02/15/2011

Egyptian attorney general opens investigation of former Interior Minister

Was Egyptian Interior Ministry involved in terrorist attacks on the Coptic cathedral in Alexandria?

 

Egyptian attorney general Abd al-Majid Mahmud has opened an investigation to determine whether the former Egyptian Interior Minister Habib el-Adly was involved in the terrorist attacks Copts that took place in Alexandria last New Year's Eve. This was reported by the moderate Arabian news broadcaster al Arabiya in Dubai. Reports from British diplomats and secret service staff are said to have fostered doubts concerning the official Egyptian version of events. In the attacks on Saint Mark's Cathedral, 24 Copts were killed and 170 people wounded.

"If this outrageous suspicion is substantiated, it would put the Mubarak regime in an even worse light," said the head of the Africa section the Society for Threatened Peoples (STP), Ulrich Delius. Witnesses of the bloodbath had expressed their concern to the STP over the fact that, in spite of threats of violence, all security forces except four police officers and one supervisor had been withdrawn immediately prior to the attack on the church, which held 2000 worshippers at the time.

The Egyptian Interior Minister offered several different versions of events and with surprising rapidity blamed foreign members of the Al Qaeda terrorist network for the bloodbath. Later the government was forced to admit that the attacks were carried out by Egyptians. Cairo placed responsibility for planning the attack on the Gaza based "Army of Islam," who denied any involvement.

According to Egyptian attorney Ramzi Mamdouh, British diplomats reported that the Egyptian Interior Minister had built up a special commando of 22 operators over the past 6 years, including radical Islamists. Their task was to carry out attacks throughout the land so that the Mubarak regime could present itself as saving the country from Islamists.

British secret service agents are said to have reported that on 11 December 2010 Interior Ministry employee Major Fathi Abdelwahid directed Ahmed Mohamed Khaled, who had been in Egyptian prison for 11 years, to establish contact with the radical group Jundullah. This group was told to prepare an attack on the cathedral in Alexandria. Khaled allegedly told the group that he had procured weapons in Gaza to "discipline the Copts." According to the British report, a member of Jundullah drove explosive-laden vehicle up to the church where, contrary to the prior agreement, the Major ignited the explosives while the attackers were still in the vehicle. Later, the report continued, Khaled met with Jundullah militants in an apartment rented by the conspirators in Alexandria to evaluate the attack.
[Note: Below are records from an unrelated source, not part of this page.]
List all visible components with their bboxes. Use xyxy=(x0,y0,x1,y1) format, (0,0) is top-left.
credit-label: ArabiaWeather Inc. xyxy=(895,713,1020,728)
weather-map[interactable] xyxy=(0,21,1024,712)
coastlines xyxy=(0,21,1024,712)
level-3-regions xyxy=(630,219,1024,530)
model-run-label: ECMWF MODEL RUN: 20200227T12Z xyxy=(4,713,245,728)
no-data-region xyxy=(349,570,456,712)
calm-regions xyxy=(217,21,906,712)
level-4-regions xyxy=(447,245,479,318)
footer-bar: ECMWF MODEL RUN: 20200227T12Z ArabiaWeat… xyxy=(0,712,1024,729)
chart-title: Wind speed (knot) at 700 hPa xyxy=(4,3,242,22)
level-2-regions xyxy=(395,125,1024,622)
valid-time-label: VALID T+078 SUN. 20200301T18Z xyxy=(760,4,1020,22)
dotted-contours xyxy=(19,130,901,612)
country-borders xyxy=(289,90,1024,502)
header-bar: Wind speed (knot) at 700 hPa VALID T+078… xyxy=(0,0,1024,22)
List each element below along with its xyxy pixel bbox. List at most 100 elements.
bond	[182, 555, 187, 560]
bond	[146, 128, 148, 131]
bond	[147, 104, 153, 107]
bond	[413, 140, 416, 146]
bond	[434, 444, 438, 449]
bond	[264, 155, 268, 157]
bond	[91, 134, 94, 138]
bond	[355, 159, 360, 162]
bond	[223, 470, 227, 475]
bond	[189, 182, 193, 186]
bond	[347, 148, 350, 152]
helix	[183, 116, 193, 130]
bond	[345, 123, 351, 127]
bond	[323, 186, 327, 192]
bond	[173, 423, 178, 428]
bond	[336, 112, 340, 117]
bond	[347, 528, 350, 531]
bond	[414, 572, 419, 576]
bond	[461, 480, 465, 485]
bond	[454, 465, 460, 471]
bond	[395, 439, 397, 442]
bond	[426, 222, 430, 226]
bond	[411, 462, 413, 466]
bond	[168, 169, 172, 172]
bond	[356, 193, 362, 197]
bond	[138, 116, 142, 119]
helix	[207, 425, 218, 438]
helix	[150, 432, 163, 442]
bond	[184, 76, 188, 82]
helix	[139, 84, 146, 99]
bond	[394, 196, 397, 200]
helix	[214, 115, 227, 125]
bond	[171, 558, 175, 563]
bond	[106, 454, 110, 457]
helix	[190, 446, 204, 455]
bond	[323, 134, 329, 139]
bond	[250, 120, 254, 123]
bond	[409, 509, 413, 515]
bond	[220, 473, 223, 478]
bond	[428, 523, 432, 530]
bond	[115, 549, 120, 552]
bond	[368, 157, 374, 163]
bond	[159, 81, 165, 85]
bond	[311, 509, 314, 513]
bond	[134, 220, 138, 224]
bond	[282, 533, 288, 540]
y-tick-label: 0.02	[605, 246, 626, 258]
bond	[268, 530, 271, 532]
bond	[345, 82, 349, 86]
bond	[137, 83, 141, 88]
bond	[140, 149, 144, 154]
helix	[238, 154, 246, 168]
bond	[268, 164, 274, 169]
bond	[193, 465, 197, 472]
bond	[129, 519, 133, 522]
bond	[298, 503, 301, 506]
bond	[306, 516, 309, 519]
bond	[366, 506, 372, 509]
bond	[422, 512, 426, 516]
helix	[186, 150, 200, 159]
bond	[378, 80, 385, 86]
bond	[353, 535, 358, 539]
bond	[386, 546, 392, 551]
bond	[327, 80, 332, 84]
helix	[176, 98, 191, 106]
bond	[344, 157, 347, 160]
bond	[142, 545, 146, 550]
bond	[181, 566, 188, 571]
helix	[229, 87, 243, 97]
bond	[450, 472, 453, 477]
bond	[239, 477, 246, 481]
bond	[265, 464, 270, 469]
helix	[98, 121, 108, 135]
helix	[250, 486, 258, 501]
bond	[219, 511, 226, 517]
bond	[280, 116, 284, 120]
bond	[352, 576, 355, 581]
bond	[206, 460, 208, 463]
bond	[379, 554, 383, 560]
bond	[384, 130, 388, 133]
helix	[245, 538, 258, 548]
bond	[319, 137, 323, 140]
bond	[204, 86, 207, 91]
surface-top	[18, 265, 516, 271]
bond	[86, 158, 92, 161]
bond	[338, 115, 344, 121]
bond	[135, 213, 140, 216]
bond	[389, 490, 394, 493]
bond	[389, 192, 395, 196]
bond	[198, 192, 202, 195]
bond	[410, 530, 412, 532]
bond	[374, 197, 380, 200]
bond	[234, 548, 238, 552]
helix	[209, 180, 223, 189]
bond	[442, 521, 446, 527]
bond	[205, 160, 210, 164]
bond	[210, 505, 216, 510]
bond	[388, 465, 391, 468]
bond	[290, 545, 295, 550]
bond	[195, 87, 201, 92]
Several days later, the Jundullah activists were arrested and taken to the Interior Ministry. As public order fell apart, they allegedly fled on January 28 and sought asylum at the British embassy.

"The allegations sound incredible, but are reminiscent of similar commando actions by the Algerian secret service, which in 1996 kidnapped seven French monks, who were later killed," said Delius. "Moreover, secret service agents carried out many terrorist attacks which the government in Algiers wrongly blamed on radical Islamists."